29.            Passando ao valor da alienação, em consulta à modelo 11, verifica-se que o imóvel urbano sob o artigo matricial n.º... (código de freguesia ...), fração "E", foi alienado a 24/11/2021 , pelo valor de € 900.000,00, pelo A...- NIF... (SP-B) e de acordo com a escritura de alienação, na situação de casado com B..., sob o regime de separação de bens.

30.            Assim, relativamente às despesas e encargos, referente ao imóvel adquirido a 07/02/2019, sob o artigo matricial n.º ... (código de freguesia ...), fração "E", o reclamante indicou ter efetuado despesas, num total € 245.711,81.

31. Tendo-se verificado, em processo de divergência que, a maioria das despesas apresentadas refere-se ao 2.º Esq. (fração F) e não ao 2.º direito (fração E), que foi a fração alienada, pelo que não são aceites e ainda porque:

a)  Ensaios acústicos – não configuram o conceito de despesas de valorização e conservação;

b)  Faturas de obras, sem apresentação do respetivo orçamento;

c)  Fatura sistema vídeo – indica o andar 2.º esq.º;

d)  Obras no condomínio – não foram apresentados os orçamentos nem as faturas;

e)  Certificado energético – refere o 2.º esq.º;

f)  Fatura 567 e outras – referem o 2.º esq.º e algumas indicam que se referem a garrafeira, micro-ondas, forno, gaveta clássica, etc, bens que não configuram o conceito de despesas para efeitos da categoria G.

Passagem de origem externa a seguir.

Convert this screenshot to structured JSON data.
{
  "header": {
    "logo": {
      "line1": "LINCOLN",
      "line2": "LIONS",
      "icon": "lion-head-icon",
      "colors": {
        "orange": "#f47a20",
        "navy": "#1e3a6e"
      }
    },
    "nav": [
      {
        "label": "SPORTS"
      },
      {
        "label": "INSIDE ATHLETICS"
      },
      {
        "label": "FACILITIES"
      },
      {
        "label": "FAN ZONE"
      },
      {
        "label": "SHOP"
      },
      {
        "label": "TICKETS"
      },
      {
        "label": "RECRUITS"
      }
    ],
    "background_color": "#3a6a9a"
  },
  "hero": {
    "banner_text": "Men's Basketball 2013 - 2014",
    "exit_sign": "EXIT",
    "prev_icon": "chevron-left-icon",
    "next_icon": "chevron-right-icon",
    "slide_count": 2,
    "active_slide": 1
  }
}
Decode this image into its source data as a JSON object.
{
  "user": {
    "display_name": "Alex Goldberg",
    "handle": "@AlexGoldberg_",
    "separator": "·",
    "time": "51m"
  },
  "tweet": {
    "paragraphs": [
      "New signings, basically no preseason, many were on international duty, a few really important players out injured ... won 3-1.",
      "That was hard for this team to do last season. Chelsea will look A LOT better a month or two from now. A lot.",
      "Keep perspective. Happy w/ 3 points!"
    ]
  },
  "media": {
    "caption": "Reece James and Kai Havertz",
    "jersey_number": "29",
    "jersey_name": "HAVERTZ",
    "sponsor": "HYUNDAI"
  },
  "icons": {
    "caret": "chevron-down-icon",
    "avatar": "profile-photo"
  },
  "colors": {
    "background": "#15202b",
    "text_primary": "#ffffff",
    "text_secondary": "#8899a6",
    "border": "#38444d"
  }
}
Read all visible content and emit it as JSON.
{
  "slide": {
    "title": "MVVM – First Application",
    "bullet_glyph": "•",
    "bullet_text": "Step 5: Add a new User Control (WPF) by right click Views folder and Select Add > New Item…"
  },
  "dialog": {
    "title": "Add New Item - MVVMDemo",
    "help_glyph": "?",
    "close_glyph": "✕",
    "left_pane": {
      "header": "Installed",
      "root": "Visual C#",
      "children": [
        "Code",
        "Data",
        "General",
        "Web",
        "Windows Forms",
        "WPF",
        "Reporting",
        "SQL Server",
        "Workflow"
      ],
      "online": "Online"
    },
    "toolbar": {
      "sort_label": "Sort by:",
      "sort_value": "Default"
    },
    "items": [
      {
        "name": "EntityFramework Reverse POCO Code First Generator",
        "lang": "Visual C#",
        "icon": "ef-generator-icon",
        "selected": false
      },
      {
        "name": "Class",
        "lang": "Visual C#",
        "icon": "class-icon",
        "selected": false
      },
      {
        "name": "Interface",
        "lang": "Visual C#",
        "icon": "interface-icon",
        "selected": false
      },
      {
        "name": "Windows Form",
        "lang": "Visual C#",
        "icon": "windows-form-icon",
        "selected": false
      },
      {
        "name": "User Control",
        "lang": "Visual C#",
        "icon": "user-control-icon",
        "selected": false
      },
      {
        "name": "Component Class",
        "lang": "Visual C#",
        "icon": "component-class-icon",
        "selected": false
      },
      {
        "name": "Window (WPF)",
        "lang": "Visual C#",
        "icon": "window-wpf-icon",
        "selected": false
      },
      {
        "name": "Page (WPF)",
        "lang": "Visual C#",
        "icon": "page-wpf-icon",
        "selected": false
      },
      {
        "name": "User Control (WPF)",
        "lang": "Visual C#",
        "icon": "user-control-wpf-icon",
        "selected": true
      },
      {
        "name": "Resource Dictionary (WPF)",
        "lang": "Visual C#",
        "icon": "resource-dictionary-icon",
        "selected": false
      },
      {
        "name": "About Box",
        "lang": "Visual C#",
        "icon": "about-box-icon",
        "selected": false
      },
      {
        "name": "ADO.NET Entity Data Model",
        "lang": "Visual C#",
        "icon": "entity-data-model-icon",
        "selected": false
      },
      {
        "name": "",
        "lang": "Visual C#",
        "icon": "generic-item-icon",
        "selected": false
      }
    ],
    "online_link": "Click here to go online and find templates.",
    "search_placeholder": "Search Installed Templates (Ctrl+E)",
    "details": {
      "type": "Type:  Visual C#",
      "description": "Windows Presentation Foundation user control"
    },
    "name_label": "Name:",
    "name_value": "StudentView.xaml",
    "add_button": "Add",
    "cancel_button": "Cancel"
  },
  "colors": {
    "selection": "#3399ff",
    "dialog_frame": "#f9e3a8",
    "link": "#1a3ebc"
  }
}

32. Vindo nesta sede, os reclamantes e apresentar faturas retificadas, e apresentar os seus argumentos conforme elencado nas alegações.

33. Assim, somos a informar, que no âmbito da categoria G e para efeitos do disposto no artigo 51.º do CIRS, consideram-se encargos de valorização, as despesas realizadas nos últimos 12 anos, comprovadamente, suportadas pelo titular do direito de propriedade do bem objeto de alienação onerosa que, pela sua natureza, se mostrem indissociáveis do mesmo, e efetivamente, contribuam para o valorizar, pelo que não se poderão confundir com meras despesas de conservação, eventualmente, elegíveis para efeitos da categoria F, nos termos do disposto no art.º 41.º do CIRS.

34.            Para que uma despesa se qualifique como valorização é necessário que, como o próprio nome indica, acrescente valor ao prédio, ou seja que efetivamente, contribua para o valorizar.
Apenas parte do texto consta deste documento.